What I’ve been reading about Easter preaching tells me that, according to people in the pews, most folk just want to come to church on Easter to sing the songs and hear the story and bask in the wonder of it all.  People don’t want something that appeals to the head as much as they want something that appeals to the heart.  They want, as the song puts it, “strength for today and bright hope for tomorrow.”   

That’s a good thing, because at the end of the day, Easter is something that can’t really be explained, much less proven.  That’s because resurrection doesn’t square with anything else we know about everyday existence.  There are no parallels, no equivalents.  As I like to say, we don’t read “Resurrection columns” in the newspaper; we only read obituaries.   
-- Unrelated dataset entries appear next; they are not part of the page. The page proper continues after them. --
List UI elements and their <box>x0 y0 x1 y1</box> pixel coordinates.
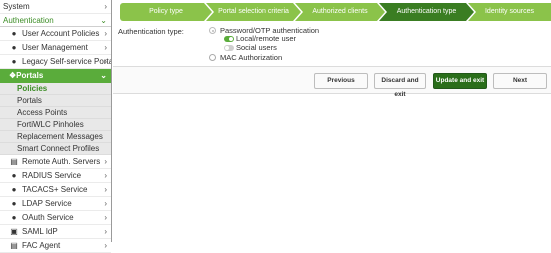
sidebar-item-user-management[interactable]: ● User Management › <box>0 41 111 55</box>
wizard-step-authentication-type[interactable]: Authentication type <box>379 3 474 21</box>
update-and-exit-button[interactable]: Update and exit <box>433 73 487 89</box>
sidebar-item-label: System <box>3 2 30 11</box>
chevron-right-icon: › <box>104 213 107 222</box>
chevron-down-icon: ⌄ <box>100 16 107 25</box>
chevron-down-icon: ⌄ <box>100 71 107 80</box>
chevron-right-icon: › <box>104 57 107 66</box>
discard-and-exit-button[interactable]: Discard and exit <box>374 73 426 98</box>
chevron-right-icon: › <box>104 157 107 166</box>
local-remote-user-toggle[interactable] <box>224 36 234 42</box>
oauth-icon: ● <box>11 213 17 222</box>
sidebar-section-label: Authentication <box>3 16 54 25</box>
wizard-step-identity-sources[interactable]: Identity sources <box>468 3 551 21</box>
wizard-step-authorized-clients[interactable]: Authorized clients <box>295 3 385 21</box>
tacacs-icon: ● <box>11 185 17 194</box>
mac-authorization-label: MAC Authorization <box>220 53 283 62</box>
sidebar-item-oauth-service[interactable]: ● OAuth Service › <box>0 211 111 225</box>
wizard-step-portal-selection-criteria[interactable]: Portal selection criteria <box>206 3 301 21</box>
password-otp-radio[interactable] <box>209 27 216 34</box>
sidebar-section-authentication[interactable]: Authentication ⌄ <box>0 14 111 27</box>
sidebar-item-remote-auth-servers[interactable]: ▤ Remote Auth. Servers › <box>0 155 111 169</box>
chevron-right-icon: › <box>104 171 107 180</box>
sidebar-item-label: SAML IdP <box>22 227 58 236</box>
user-icon: ● <box>11 29 17 38</box>
sidebar-item-label: RADIUS Service <box>22 171 82 180</box>
sidebar-item-label: User Management <box>22 43 88 52</box>
users-icon: ● <box>11 43 17 52</box>
ldap-icon: ● <box>11 199 17 208</box>
mac-authorization-radio[interactable] <box>209 54 216 61</box>
next-button[interactable]: Next <box>493 73 547 89</box>
chevron-right-icon: › <box>104 185 107 194</box>
sidebar-item-radius-service[interactable]: ● RADIUS Service › <box>0 169 111 183</box>
chevron-right-icon: › <box>104 227 107 236</box>
sidebar-item-fac-agent[interactable]: ▤ FAC Agent › <box>0 239 111 253</box>
chevron-right-icon: › <box>104 2 107 11</box>
saml-icon: ▣ <box>10 227 18 236</box>
social-users-toggle[interactable] <box>224 45 234 51</box>
sidebar-item-portals[interactable]: ❖Portals ⌄ <box>0 69 111 83</box>
sidebar-item-label: User Account Policies <box>22 29 100 38</box>
sidebar-item-tacacs-service[interactable]: ● TACACS+ Service › <box>0 183 111 197</box>
sidebar-subitem-replacement-messages[interactable]: Replacement Messages <box>0 131 111 143</box>
sidebar-subitem-fortiwlc-pinholes[interactable]: FortiWLC Pinholes <box>0 119 111 131</box>
sidebar-item-user-account-policies[interactable]: ● User Account Policies › <box>0 27 111 41</box>
sidebar: System › Authentication ⌄ ● User Account … <box>0 0 112 253</box>
local-remote-user-label: Local/remote user <box>236 34 297 43</box>
sidebar-subitem-portals[interactable]: Portals <box>0 95 111 107</box>
sidebar-item-label: FAC Agent <box>22 241 61 250</box>
chevron-right-icon: › <box>104 199 107 208</box>
chevron-right-icon: › <box>104 29 107 38</box>
sidebar-item-label: OAuth Service <box>22 213 74 222</box>
sidebar-item-label: Legacy Self-service Portal <box>22 57 111 66</box>
sidebar-item-label: Remote Auth. Servers <box>22 157 101 166</box>
authentication-type-label: Authentication type: <box>118 27 184 36</box>
sidebar-subitem-policies[interactable]: Policies <box>0 83 111 95</box>
sidebar-item-system[interactable]: System › <box>0 0 111 14</box>
sidebar-subitem-smart-connect-profiles[interactable]: Smart Connect Profiles <box>0 143 111 155</box>
wizard-step-policy-type[interactable]: Policy type <box>120 3 212 21</box>
sidebar-item-ldap-service[interactable]: ● LDAP Service › <box>0 197 111 211</box>
server-icon: ▤ <box>10 157 18 166</box>
sidebar-item-label: TACACS+ Service <box>22 185 88 194</box>
sidebar-item-legacy-self-service-portal[interactable]: ● Legacy Self-service Portal › <box>0 55 111 69</box>
agent-icon: ▤ <box>10 241 18 250</box>
chevron-right-icon: › <box>104 241 107 250</box>
sidebar-item-label: LDAP Service <box>22 199 72 208</box>
user-icon: ● <box>11 57 17 66</box>
sidebar-subitem-access-points[interactable]: Access Points <box>0 107 111 119</box>
chevron-right-icon: › <box>104 43 107 52</box>
social-users-label: Social users <box>236 43 277 52</box>
wizard-steps: Policy type Portal selection criteria Au… <box>120 3 551 21</box>
sidebar-item-saml-idp[interactable]: ▣ SAML IdP › <box>0 225 111 239</box>
previous-button[interactable]: Previous <box>314 73 368 89</box>
radius-icon: ● <box>11 171 17 180</box>
sidebar-item-label: Portals <box>16 71 44 80</box>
So, perhaps it is more the case that Easter explains us.  Easter, as it were, “proves” us.  When we show ourselves to be unfazed in the face of life’s challenges and setbacks, we give witness to a surplus of courage that only Easter can make possible.  When we choose to take on the forces of evil because we know that the powers of darkness will not ultimately prevail, Easter makes such boldness possible.  When we stand under that little tent at the grave of a loved one and lift up our grief-stricken hearts in the hope of a glad reunion, only Easter enables us to do so.   

That’s why Easter is not only the celebration of a past event.  Easter’s alleluias proclaim a beginning that determines even the remotest of futures.  In Easter worship, the glories of eternity draw near in ways that gladden the heart as nothing else can.  

I am looking forward to seeing you this Easter Sunday as we gather to sing and celebrate the Resurrection of Jesus.  Rest assured, I’ll have a story to tell – the most wonderful story the world has ever heard.  I won’t try to prove it, however, because for people of faith we have nothing really to prove.  We have instead so much to experience; and through the abundance Easter worship always offers we have a witness that with the Jesus’ risen presence will most definitely move others to do the same.   

The angel said to the women, “Do not be afraid, for I know that you are looking for Jesus, who was crucified.  He is not here; he has risen, just as he said.  Come and see the place where he lay.  Then go quickly and tell his disciples: ‘He has risen from the dead and is going ahead of you into Galilee.  There you will see him.’ Now I have told you” (Matthew 28:5-7).